Le district levé du Fouta Djalon, qui dépasse souvent 1000 mètres d’altitude, présente des caractères spéciaux, assez nombreux pour qu’il soit nécessaire de le mettre à part : certains traits le rapprochent de l’Abyssinie, et il forme dans les zones guinéenne et soudanaise un îlot spécial, avec une flore subalpine.
La zone sahélienne est la bordure méridionale du désert ; le doum (Cucifera thebaïca Del.), rare dans la zone soudanaise, devient commun et, dans tous les points un peu humides, remplace le rônier. L’aderas (Balsamodendron africanum Arn.), l’afernane (Euphorbia balsaminifera Aït.), le tadane (Boscia senegalensis Lam.), le gommier (Acacia verek Guill.), l’Acacia arabica Willd., rares plus au sud, y forment des peuplements importants ; ils sont souvent accompagnés par le talah (Acacia tortilis Hayne), l’asabay (Leptadenia Spartum Wight) et quelques autres formes que l’on retrouve dans une bonne partie du désert. En revanche la plupart des plantes salées (had, etc.) caractéristiques du Sahara, manquent dans le Sahel, où il faut donner du sel aux chameaux.

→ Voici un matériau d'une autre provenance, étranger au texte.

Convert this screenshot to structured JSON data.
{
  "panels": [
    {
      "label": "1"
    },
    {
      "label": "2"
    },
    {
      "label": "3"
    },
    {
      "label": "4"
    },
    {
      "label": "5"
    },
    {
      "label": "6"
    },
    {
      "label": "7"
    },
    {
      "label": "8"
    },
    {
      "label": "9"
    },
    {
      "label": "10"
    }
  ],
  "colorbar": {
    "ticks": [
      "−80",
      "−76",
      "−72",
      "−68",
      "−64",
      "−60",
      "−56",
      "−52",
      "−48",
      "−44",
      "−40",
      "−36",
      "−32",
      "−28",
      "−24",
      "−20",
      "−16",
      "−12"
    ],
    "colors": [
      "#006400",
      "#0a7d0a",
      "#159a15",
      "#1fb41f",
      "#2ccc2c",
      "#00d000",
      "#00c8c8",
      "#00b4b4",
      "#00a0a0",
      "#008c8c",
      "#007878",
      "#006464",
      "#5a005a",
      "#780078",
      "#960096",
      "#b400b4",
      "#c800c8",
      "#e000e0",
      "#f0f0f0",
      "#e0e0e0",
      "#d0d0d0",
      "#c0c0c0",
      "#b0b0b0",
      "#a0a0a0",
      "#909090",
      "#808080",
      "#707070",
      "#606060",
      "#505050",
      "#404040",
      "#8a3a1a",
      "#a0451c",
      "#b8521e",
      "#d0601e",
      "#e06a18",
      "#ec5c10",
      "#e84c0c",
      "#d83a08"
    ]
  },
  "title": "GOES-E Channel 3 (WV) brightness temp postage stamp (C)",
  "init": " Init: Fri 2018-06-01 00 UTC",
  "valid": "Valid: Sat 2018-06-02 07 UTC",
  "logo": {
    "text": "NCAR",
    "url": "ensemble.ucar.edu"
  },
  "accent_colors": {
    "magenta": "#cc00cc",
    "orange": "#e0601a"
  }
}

La limite nord de cette zone, voisine du 18° Lat. N. vers l’Atlantique, s’abaisse dans la région du Tchad vers le 15° Lat. ; mais elle est loin d’être rectiligne et présente vers le nord quelques crochets dont deux correspondent à l’Adr’ar’ des Ifor’as et à l’Aïr à qui leur altitude assez élevée procure tous les ans quelques tornades ; d’après les renseignements de Nachtigal, le Tibesti semble appartenir lui aussi à cette zone sahélienne.
Cette limite paraît correspondre assez rigoureusement à celle des pluies tropicales régulières ; les précipitations annuelles y varient probablement entre 150 et 500 millimètres ; plus au nord, il n’y a plus que des orages accidentels et le désert commence.
Dans la zone sahélienne les pâturages sont abondants ; dans sa partie méridionale, elle convient fort bien à l’élevage. La culture n’y est possible que dans des conditions particulières ; elle nécessité l’irrigation ; sous cette condition, le petit mil et le blé, et, dans la zone d’inondation du Niger, le riz, donnent de beaux produits.
Quant au Sahara, compris entre l’Afrique mineure et la zone sahélienne, il semble que l’on y peut distinguer par quelques caractères botaniques un Sahara soudanais et un Sahara algérien. Au-dessus de 1000 mètres, l’Ahaggar paraît y former une province alpestre assez nette.
Fig. 58. — Zones de végétation de l’Afrique occidentale.
+++ Limite du Karité ; I, Zone forestière équatoriale ; II, Zone guinéenne ; III, Zone soudanaise ; IV, Zone sahélienne ; V, VI, Zone saharienne ; VII, Zone méditerranéenne ; VIII, Région de l’Ahaggar ; IX, Région du Fouta Djalon.
Il convient d’ajouter, à ces zones parallèles à l’équateur et qui sont fonction de la latitude, et à celles que détermine l’hypsométrie (Fouta-Djalon, Ahaggar), la région littorale qui, comme partout, présente des caractères particuliers. Le cocotier, introduit il y a quelques siècles par les Portugais, pousse bien jusqu’à St-Louis. Le long du littoral de Mauritanie viennent s’adjoindre, aux formes nettement sahariennes qui constituent le fond de la végétation, quelques espèces sénégalaises qui remontent plus haut en latitude sur les côtes de l’Atlantique que dans l’intérieur ; vers le cap Blanc, quelques formes canariennes sont à signaler. Enfin les tamarix forment presque des taillis en un grand nombre de points du littoral, surtout au sud de Nouakchott.